これらのモデルは、応答する前に時間をかけて熟考し、科学、コーディング、数学などの分野における困難な問題を解決できます。o1モデルは、強化学習を用いてトレーニングされており、一連の思考を通じて問題を解決する能力を備えています。
また、様々なベンチマークテストにおいてGPT-4oよりも高い精度を達成し、人間の専門家レベルのパフォーマンスに匹敵する結果を示しました。これまでのモデル名で使われていた「GPT」ではなく「OpenAI o1」というネーミングであることも特徴的です。
今回はこの新しいモデルがどのようなものであるかをご紹介します。
OpenAI-o1の特徴
OpenAI-o1は冒頭でもお伝えした通り、高度な推論能力を持っています。
これにより高度な数学的問題や、博士級の科学問題にも非常に高い正答率で回答できるようになりました。
一般社会にとっても多くのユースケースを想定することができます。例えば、法律相談やビジネス課題の解決提案、エンジニアによるプログラミングの補佐や代替も可能になるでしょう。
こうした性能の高さは、従来モデルとの性能差比較からも伺うことができます。
GPT-4o との性能比較
以下は、OpenAIの公式サイトで公開されているモデルの性能差を表したグラフです。
この結果を見る限り、ほとんどのケースにおいて既存モデルの「GPT-4o」を上回っています。
特に数学や物理、法律の分野での高得点が目立っており、ベンチマークにおける数学問題と博士級の科学問題における物理分野では性能が従来比150%に向上しており、90%以上の正答率を記録しています。
また、大学入試試験における法科大学分野での成果も目立っており、こちらもスコアを大きく伸ばし95.6点という高得点が確認できます。
こうした結果は、OpenAI o1が多くの分野で『人間の専門家』に匹敵するパフォーマンスを発揮することを示しています。
更に詳しい事例がきになる場合、OpenAIのサイトで以下のような複雑な質問に正解していることが確認できます。
- 簡易的な暗号化の解読
- 複雑度のあるプログラムの作成
- 非常に複雑な数学問題
- クロスワード
- 英語(国語)の問題
- 科学の問題
- 安全性(犯罪に繋がるような情報提供の抑止)
- 健康科学に関する問題
より安全なAIに
この高度な推論能力は、安全性の向上に大きく貢献しています。
AIには安全に回答を行うためのルールが定義されていますが、これを正しく理解し、状況に応じて適用することは従来のモデルでは非常に難しいタスクでした。しかし今回のモデルは高度化された推論能力より、複雑で微妙な状況にも対応も可能になりました。
例えば、「JailBreak(脱獄)」と呼ばれる手法でユーザーがAIモデルの安全ルールを回避して回答を出させようとする試みがあります。OpenAI-o1は、この JailBreak に対する耐性に関するテストにおいて、従来のモデルよりもはるかに優れた成績を収めています。

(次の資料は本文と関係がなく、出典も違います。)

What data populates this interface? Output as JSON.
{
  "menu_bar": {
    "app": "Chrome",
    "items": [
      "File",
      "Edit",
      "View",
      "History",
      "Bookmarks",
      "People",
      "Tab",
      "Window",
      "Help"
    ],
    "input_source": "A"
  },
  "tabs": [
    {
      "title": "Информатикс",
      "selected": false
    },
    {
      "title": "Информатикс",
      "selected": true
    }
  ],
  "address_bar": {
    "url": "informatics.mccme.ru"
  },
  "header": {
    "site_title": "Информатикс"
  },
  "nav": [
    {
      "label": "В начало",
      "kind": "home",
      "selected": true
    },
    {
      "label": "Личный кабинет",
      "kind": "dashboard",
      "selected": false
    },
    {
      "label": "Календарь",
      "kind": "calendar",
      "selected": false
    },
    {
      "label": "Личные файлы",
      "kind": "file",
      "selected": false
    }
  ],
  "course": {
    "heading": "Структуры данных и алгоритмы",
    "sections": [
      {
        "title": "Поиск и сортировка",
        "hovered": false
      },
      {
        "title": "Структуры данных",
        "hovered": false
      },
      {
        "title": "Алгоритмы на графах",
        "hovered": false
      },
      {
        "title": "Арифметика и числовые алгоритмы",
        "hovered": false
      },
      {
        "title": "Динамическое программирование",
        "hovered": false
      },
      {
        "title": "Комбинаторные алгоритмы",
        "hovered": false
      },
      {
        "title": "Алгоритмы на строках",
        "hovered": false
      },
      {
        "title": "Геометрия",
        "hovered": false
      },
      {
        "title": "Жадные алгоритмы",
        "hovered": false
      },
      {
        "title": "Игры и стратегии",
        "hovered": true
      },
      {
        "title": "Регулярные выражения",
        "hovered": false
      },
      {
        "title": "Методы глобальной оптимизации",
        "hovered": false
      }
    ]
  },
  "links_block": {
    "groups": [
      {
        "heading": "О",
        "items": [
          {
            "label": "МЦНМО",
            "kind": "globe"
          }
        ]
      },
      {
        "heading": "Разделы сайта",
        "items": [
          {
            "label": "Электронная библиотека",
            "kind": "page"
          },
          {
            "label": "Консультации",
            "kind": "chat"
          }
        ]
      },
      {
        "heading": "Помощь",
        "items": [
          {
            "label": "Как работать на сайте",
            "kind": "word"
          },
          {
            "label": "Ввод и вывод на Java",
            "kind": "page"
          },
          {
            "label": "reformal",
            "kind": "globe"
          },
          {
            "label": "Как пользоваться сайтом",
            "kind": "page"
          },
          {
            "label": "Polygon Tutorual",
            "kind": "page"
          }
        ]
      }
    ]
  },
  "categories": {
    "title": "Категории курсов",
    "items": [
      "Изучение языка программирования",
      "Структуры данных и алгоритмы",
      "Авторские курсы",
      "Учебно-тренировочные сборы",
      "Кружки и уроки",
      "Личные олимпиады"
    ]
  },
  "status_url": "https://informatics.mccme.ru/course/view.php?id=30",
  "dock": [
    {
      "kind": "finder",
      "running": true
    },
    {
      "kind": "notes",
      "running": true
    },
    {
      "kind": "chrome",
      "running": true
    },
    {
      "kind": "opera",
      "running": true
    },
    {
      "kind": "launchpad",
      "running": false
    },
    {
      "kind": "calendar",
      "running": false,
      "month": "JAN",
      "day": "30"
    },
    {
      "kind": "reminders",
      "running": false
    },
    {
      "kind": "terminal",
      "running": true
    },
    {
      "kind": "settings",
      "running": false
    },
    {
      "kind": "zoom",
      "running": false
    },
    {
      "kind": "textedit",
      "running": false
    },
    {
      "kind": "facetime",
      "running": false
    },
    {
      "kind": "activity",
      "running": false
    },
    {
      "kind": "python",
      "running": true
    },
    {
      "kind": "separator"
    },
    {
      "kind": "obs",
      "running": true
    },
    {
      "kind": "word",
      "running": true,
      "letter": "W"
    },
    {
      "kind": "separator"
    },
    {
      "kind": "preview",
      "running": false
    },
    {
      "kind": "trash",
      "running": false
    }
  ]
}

また、ハルシネーションについても効果的な軽減があったと書かれています。
コーディング特化型モデル OpenAI o1-mini
OpenAI o1 と同時に発表された OpenAI o1-mini は、高度なタスクをさせるうえで費用対効果の高い推論モデルです。
o1-mini も o1 と同様に科学、技術、工学、数学の分野で優れており、複雑な問題を人間のように考え、解決することができます。しかし特筆すべきはそのコストパフォーマンスで、条件が限られた領域での推論においては、コスト効果が非常に高いとされています。
上記は高校生向け数学競技の点数(縦軸)に対する、コスト(横軸)を比較したグラフです。
このグラフによると o1-miniは今回公開された高度モデルである o1-preview よりも高い点数を、より少ないコストで獲得していることがわかります。また、preview よりも性能の高い o1(今回は公開されていない)に近い正解率になっています。
もちろん問題の複雑度が上がればスコアは逆転されますが、ある程度ルール化された問題であれば o1-mini は高速かつ低コストで解決することができます。
こうした性能を特に活かせる領域が「プログラミング」と言われています。以下がプログラミングに関する性能のグラフです。
Codeforcesは複雑なプログラムを作成する競技での得点を表しています。驚くべきことに、o1-preview を大きく超えたスコアです。
HumanEvalは仕様通りのプログラムが作れているか、正確性や自然言語を正しく理解してプログラムに落とせているかを図るもので、こちらもo1-preview と同等の点数となっており、非常に高い水準です。
更に高度な推論が必要となるCybersecurity CTFs(サイバーセキュリティ)においては、o1-preview には劣るものの、GPT-4と比べると150%近い性能向上が確認できます。
このように、o1-mini は特定の領域において、より賢く、より速く、より安い料金で回答を生成できるモデルということができます。
価格
今回リリースされたモデルはいずれも無料では使えません。また、有料プランであっても現時点では厳しい制限がかかっています。
OpenAI o1-preview | 30回/週 |
OpenAI o1-mini | 50回/週 |
API経由の利用であれば1分間に20回と大幅に軽減されるものの、費用は非常に高額になります。
OpenAI o1-preview | 入力:$15.00 / 1M tokens(GPT-4o の3倍) 出力:$60.00 / 1M tokens(GPT-4o の4倍) |
OpenAI o1-mini | 入力:$ 3.00 / 1M tokens(GPT-4o の60%、GPT-4o mini の20倍) 出力:$12.00 / 1M tokens(GPT-4o の80%、GPT-4o mini の20倍) |
非常に高性能であり、使う価値は高いですが、回数制限や予算オーバーにならないよう、しっかり計画的に使っていくと良いでしょう。
まとめ
今回は新たに登場した2つのOpenAIのモデルを紹介しました。
OpenAI の o1-preview と o1-mini は、AI の世界に新たな可能性をもたらす、革新的な推論モデルです。高度な推論を必要とする研究やエンジニアリング、そしてKGIやKPI、業績指標などの数字を使ったビジネス戦略に関する問題解決において、その真価を発揮します。
高度な思考連鎖能力は、従来のモデルよりも複雑な問題に取り組むことを可能にし、医療研究からソフトウェア開発まで、幅広い分野での応用が期待されています。
まだ発展途上の技術ではありますが、o1-preview と o1-mini は、AI の未来を垣間見せてくれます。今後のアップデートや新機能の追加によって、さらにその可能性は広がり、私たちの生活に大きな変化をもたらすかもしれません。OpenAI の進化は止まることなく、私たちはその進歩をこれからも見守っていく必要があるでしょう。